Some definitions first:
- Cloud Solution
Prior to the Internet, all computer installations were based around a local computer centre where all the hardware and software driving the business computing was located. As the Internet developed, sped up and became sufficiently reliable to support business solutions, it began to make business sense to move business applications and/or data to an Internet base. Simply put, a Cloud Solution is where an organisation’s business computing platform, to a lesser or greater extent is based on Internet tools and techniques and reached, user location independent, by using Internet style connections .
- Public Cloud
A Public Cloud is a cost-effective way of sharing external resources provided by an external service provider of Cloud Services. The service provider shares infrastructure between several clients all seeking outsourced Cloud Based Solutions.
- Private cloud
A private cloud is again provided by an external Cloud Service provider, either overseas or by a Cloud Service Provider UK, but the infrastructure is dedicated to a single organisation. The infrastructure can be external to the organisation, or can be in their premises, operated on an outsourced basis by the service provider.
- Hybrid Cloud
A hybrid cloud, as the name suggest is an integrated solution carrying out distinct functions within an organisation incorporating both public and private cloud techniques.

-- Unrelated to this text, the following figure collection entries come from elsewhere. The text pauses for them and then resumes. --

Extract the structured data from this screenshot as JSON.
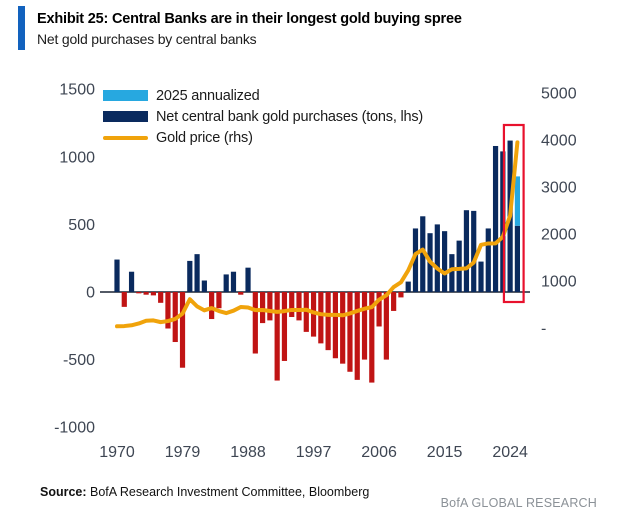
{
  "header": {
    "title": "Exhibit 25: Central Banks are in their longest gold buying spree",
    "subtitle": "Net gold purchases by central banks"
  },
  "legend": [
    {
      "label": "2025 annualized",
      "color": "#27A8E0",
      "swatch": "bar"
    },
    {
      "label": "Net central bank gold purchases (tons, lhs)",
      "color": "#0A2A5E",
      "swatch": "bar"
    },
    {
      "label": "Gold price (rhs)",
      "color": "#F0A30B",
      "swatch": "line"
    }
  ],
  "footer": {
    "source_label": "Source:",
    "source_text": " BofA Research Investment Committee, Bloomberg",
    "branding": "BofA GLOBAL RESEARCH"
  },
  "chart_data": {
    "type": "bar+line dual-axis",
    "title": "Exhibit 25: Central Banks are in their longest gold buying spree",
    "subtitle": "Net gold purchases by central banks",
    "x": [
      1970,
      1971,
      1972,
      1973,
      1974,
      1975,
      1976,
      1977,
      1978,
      1979,
      1980,
      1981,
      1982,
      1983,
      1984,
      1985,
      1986,
      1987,
      1988,
      1989,
      1990,
      1991,
      1992,
      1993,
      1994,
      1995,
      1996,
      1997,
      1998,
      1999,
      2000,
      2001,
      2002,
      2003,
      2004,
      2005,
      2006,
      2007,
      2008,
      2009,
      2010,
      2011,
      2012,
      2013,
      2014,
      2015,
      2016,
      2017,
      2018,
      2019,
      2020,
      2021,
      2022,
      2023,
      2024,
      2025
    ],
    "x_ticks": [
      1970,
      1979,
      1988,
      1997,
      2006,
      2015,
      2024
    ],
    "series": [
      {
        "name": "Net central bank gold purchases (tons, lhs)",
        "type": "bar",
        "axis": "left",
        "values": [
          240,
          -110,
          150,
          -10,
          -20,
          -25,
          -80,
          -270,
          -370,
          -560,
          230,
          280,
          85,
          -200,
          -120,
          130,
          150,
          -20,
          180,
          -455,
          -230,
          -210,
          -655,
          -510,
          -185,
          -210,
          -295,
          -330,
          -380,
          -430,
          -490,
          -530,
          -590,
          -650,
          -500,
          -670,
          -255,
          -500,
          -140,
          -40,
          77,
          470,
          560,
          435,
          500,
          450,
          280,
          380,
          605,
          600,
          225,
          470,
          1080,
          1040,
          1120,
          490
        ]
      },
      {
        "name": "2025 annualized",
        "type": "bar",
        "axis": "left",
        "year": 2025,
        "actual": 490,
        "annualized_total": 855
      },
      {
        "name": "Gold price (rhs)",
        "type": "line",
        "axis": "right",
        "values": [
          36,
          41,
          58,
          97,
          154,
          161,
          125,
          148,
          193,
          306,
          612,
          460,
          376,
          424,
          361,
          317,
          368,
          447,
          437,
          381,
          383,
          362,
          344,
          360,
          384,
          384,
          388,
          331,
          294,
          279,
          279,
          271,
          310,
          363,
          410,
          444,
          603,
          695,
          872,
          972,
          1225,
          1572,
          1669,
          1411,
          1266,
          1160,
          1251,
          1257,
          1269,
          1393,
          1770,
          1799,
          1800,
          1940,
          2390,
          3950
        ]
      }
    ],
    "left_axis": {
      "ticks": [
        1500,
        1000,
        500,
        0,
        -500,
        -1000
      ],
      "range": [
        -1000,
        1500
      ]
    },
    "right_axis": {
      "ticks": [
        {
          "label": "5000",
          "value": 5000
        },
        {
          "label": "4000",
          "value": 4000
        },
        {
          "label": "3000",
          "value": 3000
        },
        {
          "label": "2000",
          "value": 2000
        },
        {
          "label": "1000",
          "value": 1000
        },
        {
          "label": "-",
          "value": 0
        }
      ],
      "range": [
        0,
        5000
      ]
    },
    "colors": {
      "positive_bar": "#0A2A5E",
      "negative_bar": "#C01414",
      "annualized_bar": "#27A8E0",
      "gold_line": "#F0A30B",
      "highlight_box": "#E8112D",
      "axis_text": "#3E4653",
      "zero_line": "#1A2433"
    },
    "highlight_box": {
      "from_year": 2024,
      "to_year": 2025
    },
    "legend_position": "top-left inside plot",
    "grid": false
  }
}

If you have decided as a matter of strategy to adopt a Cloud Solution, then there are several considerations to be borne in mind. These include, but aren’t the only ones, security, stability and cost.
If you intend to move your day to day business operations to the cloud, the very first thing to do is to look at your business to see what can be moved to the cloud. What is generally best in the cloud are outward facing portals for searchers, customers and suppliers, closely followed by secure portals to internal systems that provide support to staff working away from home base.
Some parts may not be moved to the cloud. Recent ransomware attacks have raised concerns about the security of hosted solutions. For example, a pharmaceutical company will not want its research and development data held by a third party, potentially making it more easily available to hackers. A company might find that it cannot lawfully outsource employee personal information, except under the most stringent of conditions.
it is a given that the cloud infrastructure and the means of access to it must be as close to 100% availability as possible. The cloud based systems, public or private, need to be available to your staff and all third parties such as suppliers and customers. If your business is such that even a short loss of service is unsustainable in business terms, then a cloud environment is not for you. Such businesses might include online shops, reservation services, and financial services. You need to be very clear about service levels and the penalties for failure, and have them written into a service level agreement with your Cloud Service provider.
You must also be very strong on security. What security will your potential Cloud Service provider put in place to safeguard your applications and data? What Disaster Plans do they have? Again, they must be documented, reviewed and approved.
In terms of cost, you need a structured financial model, showing the cost savings to be achieved with a Cloud Solution. There will be intangible benefits, but most will accrue from the cost savings consequent on reducing the operational costs of running a full ICT department.
Moving to the cloud is potentially a very big deal for a business. You need to consider all these factors before committing to a cloud solution, particularly a public cloud. Speaking in very broad terms, the most likely solution will be a hybrid cloud, where external facing functions are transferred to the cloud, and some functions retained internally within the company, but still based around cloud techniques.